On May 1, Treasury Secretary Yellen sent a new letter to the Congressional leadership, with the message that “After reviewing recent federal tax receipts, our best estimate is that we will be unable to continue to satisfy all of the government’s obligations by early June, and potentially as early as June 1, if Congress does not raise or suspend the debt limit before that time.” This means that the X-date could arrive sooner than previously expected, due to disappointing tax receipts. Shortly after Yellen’s announcement, President Biden invited top Republicans and Democrats for a meeting next week about raising the debt limit. However, a White House official said that Biden will repeat his view that Congress should pass a stand-alone increase in the debt limit, but that he is open to a discussion on the budget that is not linked to raising the debt limit. In other words, the Democrats are not blinking, neither are the Republicans.
Also on May 1, the Congressional Budget Office (CBO), a nonpartisan budget agency, updated its budget projections and concluded that lower-than-expected tax receipts this year create a significantly greater risk that the Treasury will run out of funds in early June. Earlier, they forecasted that the default could occur as soon as July. While, prior to May 1, markets had a wide range of forecasts regarding the X-date, from June to September, and even beyond, it looks like the probability of the X-date being located in June has increased substantially.
This would increase the pressure on the players of the game of chicken rapidly in the coming weeks. Alternatively, or because of this, we could see a temporary suspension of the debt limit to buy more time to negotiate (the Republicans are likely to want something in exchange for that, probably something from the Limit, Save, Grow Act they adopted last week).
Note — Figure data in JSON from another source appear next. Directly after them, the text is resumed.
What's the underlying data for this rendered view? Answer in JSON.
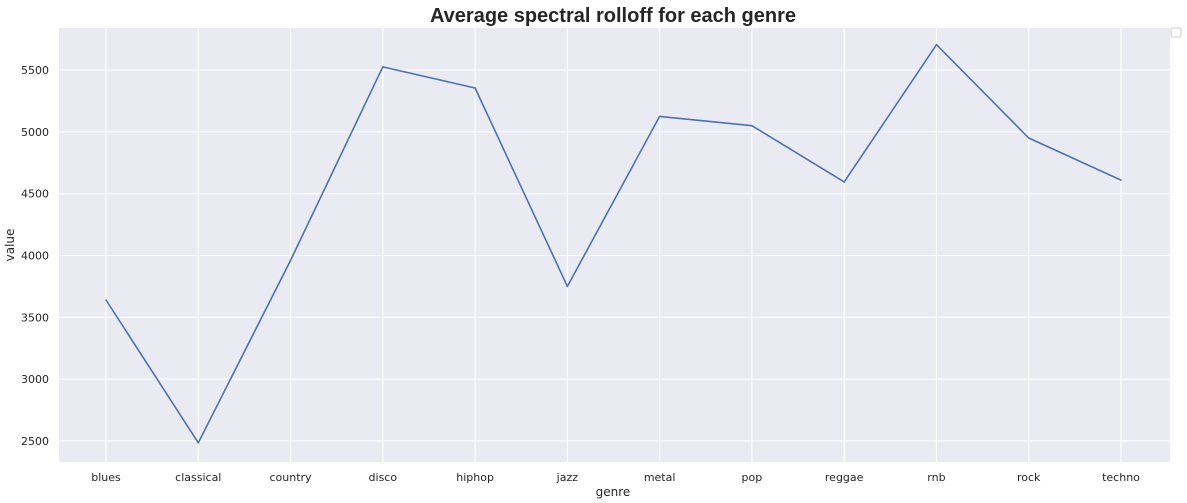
{
  "colors": {
    "background": "#ffffff",
    "plot_area": "#eaeaf2",
    "gridline": "#ffffff",
    "series_line": "#4c72b0",
    "text": "#262626",
    "legend_border": "#cccccc"
  },
  "chart_data": {
    "type": "line",
    "title": "Average spectral rolloff for each genre",
    "xlabel": "genre",
    "ylabel": "value",
    "categories": [
      "blues",
      "classical",
      "country",
      "disco",
      "hiphop",
      "jazz",
      "metal",
      "pop",
      "reggae",
      "rnb",
      "rock",
      "techno"
    ],
    "series": [
      {
        "values": [
          3640,
          2485,
          3960,
          5525,
          5355,
          3750,
          5125,
          5050,
          4595,
          5705,
          4950,
          4610
        ]
      }
    ],
    "ylim": [
      2330,
      5840
    ],
    "yticks": [
      2500,
      3000,
      3500,
      4000,
      4500,
      5000,
      5500
    ],
    "ytick_labels": [
      "2500",
      "3000",
      "3500",
      "4000",
      "4500",
      "5000",
      "5500"
    ],
    "grid": true,
    "legend": {
      "placement": "upper-right-outside",
      "entries": []
    }
  }
}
For example, Congress could delay the deadline to the end of the fiscal year, September 30. This would bring the deadline for the budget for fiscal year 2024 and the deadline for the debt limit together, allowing for a comprehensive solution. However, it would also add to the pressure at the new X-date, because failure to reach a deal would lead to both a government shutdown and a government default.
The game of chicken between Democrats and Republicans has really kicked off after the House of Representatives voted for the Limit, Save, Grow Act, Treasury Secretary Yellen sent a letter indicating that the X-date could arrive as soon as June 1, and Biden’s repeated dismissal of any conditions attached to a raise in the debt limit. Either this game is over within a few weeks or we are going to see a delay until later this year. In both cases, we are not likely to see any solution until financial markets start to panic.